Wenn sie das Gejohle aus der Glotze nicht mehr hören konnte, ging sie auf den Balkon. Sie blickte dann auf einige Hochhäuser und das, was sie dort hinter den Fenstern und auf den Balkonen beobachten konnte, war interessanter als jedes Fernsehprogramm. Sie hatte sich extra ein kleines Fernglas gekauft und Balkongucken war ihr liebster Zeitvertreib geworden. Aber jetzt bei der EM sah sie nur Flaggen von den Balkonen hängen und flimmernde Mattscheiben im Wohnzimmer.
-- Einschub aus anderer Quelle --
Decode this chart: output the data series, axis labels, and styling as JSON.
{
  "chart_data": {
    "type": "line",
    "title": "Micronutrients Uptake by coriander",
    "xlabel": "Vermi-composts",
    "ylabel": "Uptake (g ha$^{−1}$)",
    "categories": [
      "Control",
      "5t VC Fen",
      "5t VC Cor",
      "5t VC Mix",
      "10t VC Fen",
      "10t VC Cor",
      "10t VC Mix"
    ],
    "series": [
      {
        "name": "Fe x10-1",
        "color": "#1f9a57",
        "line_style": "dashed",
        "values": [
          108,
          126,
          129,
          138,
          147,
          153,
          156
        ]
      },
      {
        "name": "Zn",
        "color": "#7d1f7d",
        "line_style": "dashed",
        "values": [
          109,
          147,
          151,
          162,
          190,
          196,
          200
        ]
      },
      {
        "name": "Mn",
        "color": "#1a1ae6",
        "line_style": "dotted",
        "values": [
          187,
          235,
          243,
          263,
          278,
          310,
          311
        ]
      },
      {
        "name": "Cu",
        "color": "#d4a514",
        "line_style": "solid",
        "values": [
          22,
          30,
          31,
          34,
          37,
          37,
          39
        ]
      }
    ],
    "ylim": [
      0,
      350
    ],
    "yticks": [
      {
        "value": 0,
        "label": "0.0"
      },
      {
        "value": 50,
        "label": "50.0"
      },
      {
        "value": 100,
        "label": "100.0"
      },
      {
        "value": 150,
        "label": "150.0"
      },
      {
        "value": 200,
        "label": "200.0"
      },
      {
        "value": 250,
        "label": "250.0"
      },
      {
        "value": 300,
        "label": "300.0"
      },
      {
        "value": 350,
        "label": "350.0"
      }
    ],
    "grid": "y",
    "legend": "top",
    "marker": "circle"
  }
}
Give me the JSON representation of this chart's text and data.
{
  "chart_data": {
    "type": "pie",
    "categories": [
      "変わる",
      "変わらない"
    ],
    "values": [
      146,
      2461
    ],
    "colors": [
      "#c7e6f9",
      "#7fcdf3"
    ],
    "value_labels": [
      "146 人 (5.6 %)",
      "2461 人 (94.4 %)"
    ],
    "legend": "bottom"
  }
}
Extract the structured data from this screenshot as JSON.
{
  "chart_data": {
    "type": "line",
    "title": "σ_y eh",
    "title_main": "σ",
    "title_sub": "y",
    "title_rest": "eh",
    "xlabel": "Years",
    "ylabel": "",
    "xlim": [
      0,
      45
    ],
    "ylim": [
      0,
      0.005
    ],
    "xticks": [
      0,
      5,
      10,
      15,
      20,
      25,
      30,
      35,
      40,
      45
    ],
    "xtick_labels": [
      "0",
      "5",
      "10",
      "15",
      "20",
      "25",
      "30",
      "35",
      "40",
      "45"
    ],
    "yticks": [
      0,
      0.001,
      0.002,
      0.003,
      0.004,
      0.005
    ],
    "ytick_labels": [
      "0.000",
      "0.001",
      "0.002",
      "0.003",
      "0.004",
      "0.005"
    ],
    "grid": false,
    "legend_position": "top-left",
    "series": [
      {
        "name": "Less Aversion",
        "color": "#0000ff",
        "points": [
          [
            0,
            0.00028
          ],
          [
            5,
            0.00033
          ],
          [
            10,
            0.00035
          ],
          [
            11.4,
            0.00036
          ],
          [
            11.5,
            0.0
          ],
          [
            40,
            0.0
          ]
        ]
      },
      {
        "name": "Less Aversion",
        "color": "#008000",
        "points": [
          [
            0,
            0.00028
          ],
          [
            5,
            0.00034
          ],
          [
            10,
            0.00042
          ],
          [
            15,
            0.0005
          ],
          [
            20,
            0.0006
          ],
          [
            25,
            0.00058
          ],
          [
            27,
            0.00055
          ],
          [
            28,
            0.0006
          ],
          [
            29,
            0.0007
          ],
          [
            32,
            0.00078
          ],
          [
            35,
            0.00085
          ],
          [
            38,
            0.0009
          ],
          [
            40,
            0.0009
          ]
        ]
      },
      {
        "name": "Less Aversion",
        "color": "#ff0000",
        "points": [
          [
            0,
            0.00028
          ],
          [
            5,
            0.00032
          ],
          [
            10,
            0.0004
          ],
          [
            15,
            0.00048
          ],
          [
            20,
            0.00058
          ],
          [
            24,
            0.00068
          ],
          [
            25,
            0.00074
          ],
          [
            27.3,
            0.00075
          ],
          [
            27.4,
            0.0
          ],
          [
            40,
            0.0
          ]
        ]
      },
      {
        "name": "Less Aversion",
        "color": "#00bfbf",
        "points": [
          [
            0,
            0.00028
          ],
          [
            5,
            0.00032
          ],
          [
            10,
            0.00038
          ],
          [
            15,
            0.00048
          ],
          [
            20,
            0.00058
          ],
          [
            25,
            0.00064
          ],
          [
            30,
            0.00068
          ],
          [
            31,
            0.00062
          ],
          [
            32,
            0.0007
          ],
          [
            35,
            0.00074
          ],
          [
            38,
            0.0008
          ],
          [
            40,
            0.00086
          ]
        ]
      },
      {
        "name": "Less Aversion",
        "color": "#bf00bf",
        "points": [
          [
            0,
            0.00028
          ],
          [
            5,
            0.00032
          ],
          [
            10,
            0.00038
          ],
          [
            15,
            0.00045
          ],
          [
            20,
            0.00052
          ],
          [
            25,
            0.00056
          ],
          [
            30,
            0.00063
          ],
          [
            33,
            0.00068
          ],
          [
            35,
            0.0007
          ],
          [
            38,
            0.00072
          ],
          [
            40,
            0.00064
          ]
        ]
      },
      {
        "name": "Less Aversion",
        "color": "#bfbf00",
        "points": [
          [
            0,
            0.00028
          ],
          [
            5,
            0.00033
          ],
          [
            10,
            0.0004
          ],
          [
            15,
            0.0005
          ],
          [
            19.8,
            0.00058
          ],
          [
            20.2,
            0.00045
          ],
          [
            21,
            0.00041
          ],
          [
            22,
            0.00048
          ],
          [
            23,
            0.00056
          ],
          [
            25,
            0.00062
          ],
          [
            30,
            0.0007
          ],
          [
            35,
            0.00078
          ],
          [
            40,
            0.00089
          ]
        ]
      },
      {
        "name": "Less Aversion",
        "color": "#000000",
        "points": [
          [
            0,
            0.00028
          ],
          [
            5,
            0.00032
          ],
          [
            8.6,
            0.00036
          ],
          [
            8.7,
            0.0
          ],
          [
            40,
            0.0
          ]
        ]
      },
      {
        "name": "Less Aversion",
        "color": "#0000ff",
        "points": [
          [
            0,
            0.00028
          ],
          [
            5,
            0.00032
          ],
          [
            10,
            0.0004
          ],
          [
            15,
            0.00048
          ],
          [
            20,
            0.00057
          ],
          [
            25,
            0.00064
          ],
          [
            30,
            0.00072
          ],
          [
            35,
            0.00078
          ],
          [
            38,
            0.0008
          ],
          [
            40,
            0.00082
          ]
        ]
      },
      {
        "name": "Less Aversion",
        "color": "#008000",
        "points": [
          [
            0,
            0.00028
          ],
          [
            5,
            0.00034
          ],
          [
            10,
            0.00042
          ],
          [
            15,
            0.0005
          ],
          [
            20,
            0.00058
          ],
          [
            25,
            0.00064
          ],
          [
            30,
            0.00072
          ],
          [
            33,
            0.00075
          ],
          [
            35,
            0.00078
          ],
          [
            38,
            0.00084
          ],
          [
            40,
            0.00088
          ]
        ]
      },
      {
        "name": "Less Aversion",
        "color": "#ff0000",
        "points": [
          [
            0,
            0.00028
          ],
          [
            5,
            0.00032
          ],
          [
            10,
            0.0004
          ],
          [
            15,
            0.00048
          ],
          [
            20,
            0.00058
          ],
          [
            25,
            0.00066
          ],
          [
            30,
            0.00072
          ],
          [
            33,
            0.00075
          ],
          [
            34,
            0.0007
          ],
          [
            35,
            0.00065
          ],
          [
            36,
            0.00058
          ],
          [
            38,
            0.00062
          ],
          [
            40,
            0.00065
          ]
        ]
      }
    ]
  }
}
Das Angebot an Ablenkung an den hellen, lauen Sommerabenden war sehr reduziert. Auf dem Balkon eines der Nachbarhäuser sah sie schon beim ersten Vorrundenspiel einen jungen Mann, der anscheinend auch keinen Bock auf Fußball hatte. Während aus den anderen Wohnungen die selben, synchronen Jubel- oder Schmerzensschreie drangen, saß er da und las ein Buch. Er schien allein zu sein, sie sah keinen anderen Menschen in seiner Wohnung. Weil sie ganz gut aussah und ihr Aussehen auch gut zur Geltung bringen konnte, weil sie oft und lang auf ihrem Balkon stand und weil sie sehr intensiv, ja fast sehnsüchtig zu dem jungen Mann hinüberblickte, blieb es nicht aus, dass sie erst seine Aufmerksamkeit und dann sein Interesse erregte. Für einen verbalen Austausch war die Entfernung zu groß, aber beide waren erfinderisch. Durch Zeichen und Gesten kam eine Verständigung zustande. Zur Begrüßung winkten sie, dann gab es ein paar pantomimische Einlagen, dann stellten sie fest, wie lange das Spiel noch gehen und sie auf dem Balkon bleiben könne und beim Abschied gaben sie sich das Versprechen, am nächsten Abend wieder zu kommen. Beim letzten Vorrundenspiel leckte er an einem imaginären Eis. Sie missverstand die Geste zunächst sehr gründlich, dabei versuchte er nur, ihr klarzumachen, dass er sie in der nahegelegenen Eisdiele treffen wollte. Als sie das beim besten Willen nicht kapierte, ging er in seine Wohnung und kam mit einem Zeichenkarton wieder, darauf stand „in 10 min im Venezia“.

Sie nickte heftig und sagte ihrem Freund, dass sie bis zum Spielende ausgehen wolle, weil der dauernde Fußball sie „echt total nerven“ würde. Sie fürchtete ein bisschen, das er ihr das rundweg verbieten würde, so wie manches andere, aber er war richtig froh, weil er so mehr Ruhe hatte und ihrem Genörgel nicht mehr ausgesetzt war. Er willigte sofort ein und gab ihr sogar ein paar Euro. Die Abende in der Eisdiele waren zu schön, der Nachbar war zu nett und, wie sie meinte „ total und unbedingt seelenverwandt“. Sie begann die Viertel- und Halbfinale zu lieben und war traurig, als sie daran dachte, dass mit dem Finale alles vorbei sei. Daher fasste sie sich ein Herz und fragte ihn beim zweiten Halbfinale, ob er sie möge und ob sie zu ihm ziehen könne. Es war wie im Märchen, er hatte sich in sie verliebt und sagte ja.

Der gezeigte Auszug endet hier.